VIENNA (Aug. 27)
Anti-liberal elements in Czechoslovakia as early as last spring were using an alleged “Zionist plot” in attempts to discredit the reform regime of Communist Party First Secretary Alexander Dubcek, it was disclosed yesterday by Simon Wiesenthal, head of the Jewish Documentation Center here. Mr. Wiesenthal, who gained international prominence by his efforts to track down Nazi war criminals, including the late Adolf Eichmann, said the leaflets circulated in Prague early last May warned against a take-over by “Zionists” and singled out Prof. Eduard Goldstuecker, rector of Charles University in Prague, and head of the Czech Writers Union and a supporter of Mr. Dubcek, as one of the plotters.
The disclosure by Mr. Wiesenthal followed reports yesterday that both Poland and East Germany were trying to justify their participation in the Soviet-led invasion of Czechoslovakia by alleging that “Zionist forces” had taken over the party leadership in Czechoslovakia and were subverting Socialism there. Mr. Wiesenthal said it was never established who printed and distributed the leaflets in Prague but they are believed to have been the work of supporters of ousted President Antonin Novotny. A week later, he said, a number of Jewish and non-Jewish public figures in Prague received letters forged on stationery of the Documentation Center which expressed deep satisfaction with the liberalization measures as being good for Jews and for Israel. The letters, ostensibly signed by Mr. Wiesenthal, were described by him yesterday as clumsy fakes.

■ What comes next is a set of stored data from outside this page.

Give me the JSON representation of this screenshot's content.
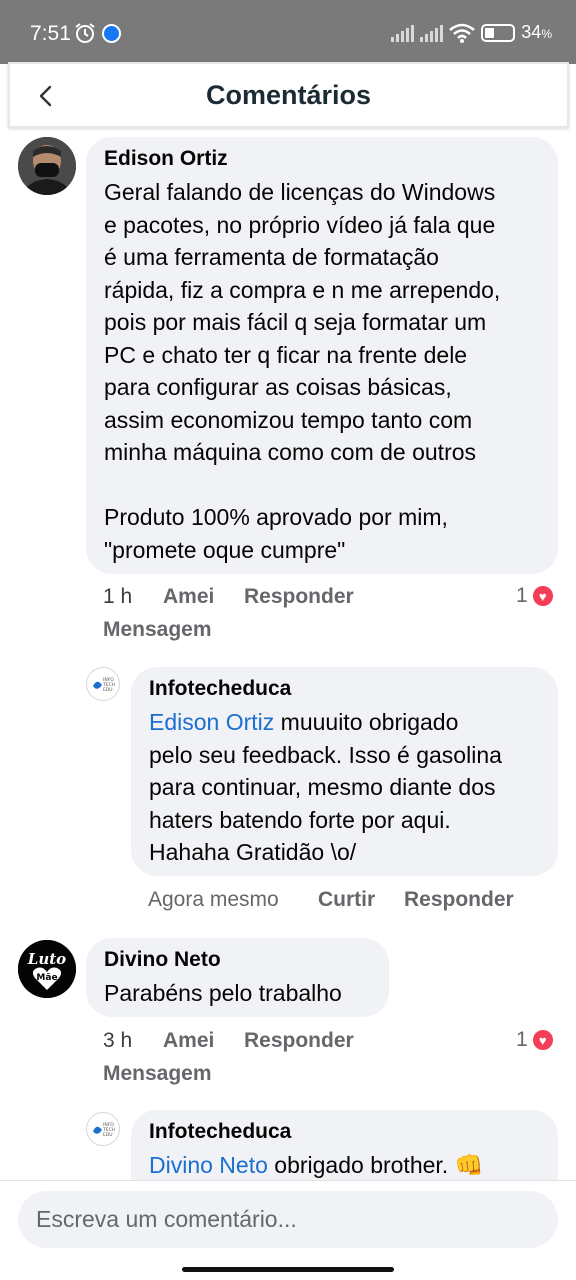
{
  "status_bar": {
    "time": "7:51",
    "battery_value": "34",
    "battery_unit": "%",
    "battery_level": 0.34
  },
  "header": {
    "title": "Comentários"
  },
  "comments": [
    {
      "author": "Edison Ortiz",
      "lines": [
        "Geral falando de licenças do Windows",
        "e pacotes, no próprio vídeo já fala que",
        "é uma ferramenta de formatação",
        "rápida, fiz a compra e n me arrependo,",
        "pois por mais fácil q seja formatar um",
        "PC e chato ter q ficar na frente dele",
        "para configurar as coisas básicas,",
        "assim economizou tempo tanto com",
        "minha máquina como com de outros",
        "",
        "Produto 100% aprovado por mim,",
        "\"promete oque cumpre\""
      ],
      "time": "1 h",
      "reaction_label": "Amei",
      "reply_label": "Responder",
      "message_label": "Mensagem",
      "reaction_count": "1"
    },
    {
      "author": "Infotecheduca",
      "mention": "Edison Ortiz",
      "lines": [
        " muuuito obrigado",
        "pelo seu feedback. Isso é gasolina",
        "para continuar, mesmo diante dos",
        "haters batendo forte por aqui.",
        "Hahaha Gratidão \\o/"
      ],
      "time": "Agora mesmo",
      "like_label": "Curtir",
      "reply_label": "Responder",
      "avatar_text": [
        "INFO",
        "TECH",
        "EDU"
      ]
    },
    {
      "author": "Divino Neto",
      "lines": [
        "Parabéns pelo trabalho"
      ],
      "time": "3 h",
      "reaction_label": "Amei",
      "reply_label": "Responder",
      "message_label": "Mensagem",
      "reaction_count": "1",
      "avatar_text": [
        "Luto",
        "Mãe"
      ]
    },
    {
      "author": "Infotecheduca",
      "mention": "Divino Neto",
      "lines": [
        " obrigado brother. 👊"
      ],
      "avatar_text": [
        "INFO",
        "TECH",
        "EDU"
      ]
    }
  ],
  "composer": {
    "placeholder": "Escreva um comentário..."
  }
}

Mr. Wiesenthal said that the use of an alleged “Zionist” threat by the opponents of liberalization in Czechoslovakia was intended to appeal to latent anti-Semitism in Eastern Europe. Prof. Goldstuecker, the single Jew in the clandestine party leadership to which he was elected after the Soviet invasion last week, was himself the target of viciously anti-Semitic letters several months ago. Some of the letters were published in the Czech Communist Party newspaper Rude Pravo along with an article by Dr. Goldstuecker decrying anti-Semitism. His position was endorsed in scores of letters to the newspaper from Czechs in all walks of life. Mr. Wiesenthal noted yesterday that only 14,000 Jews remain among Czechoslovakia’s 14 million people and only 4,000 of them practice their religion. He said the Jews remained in Czechoslovakia because of strong bonds with their country.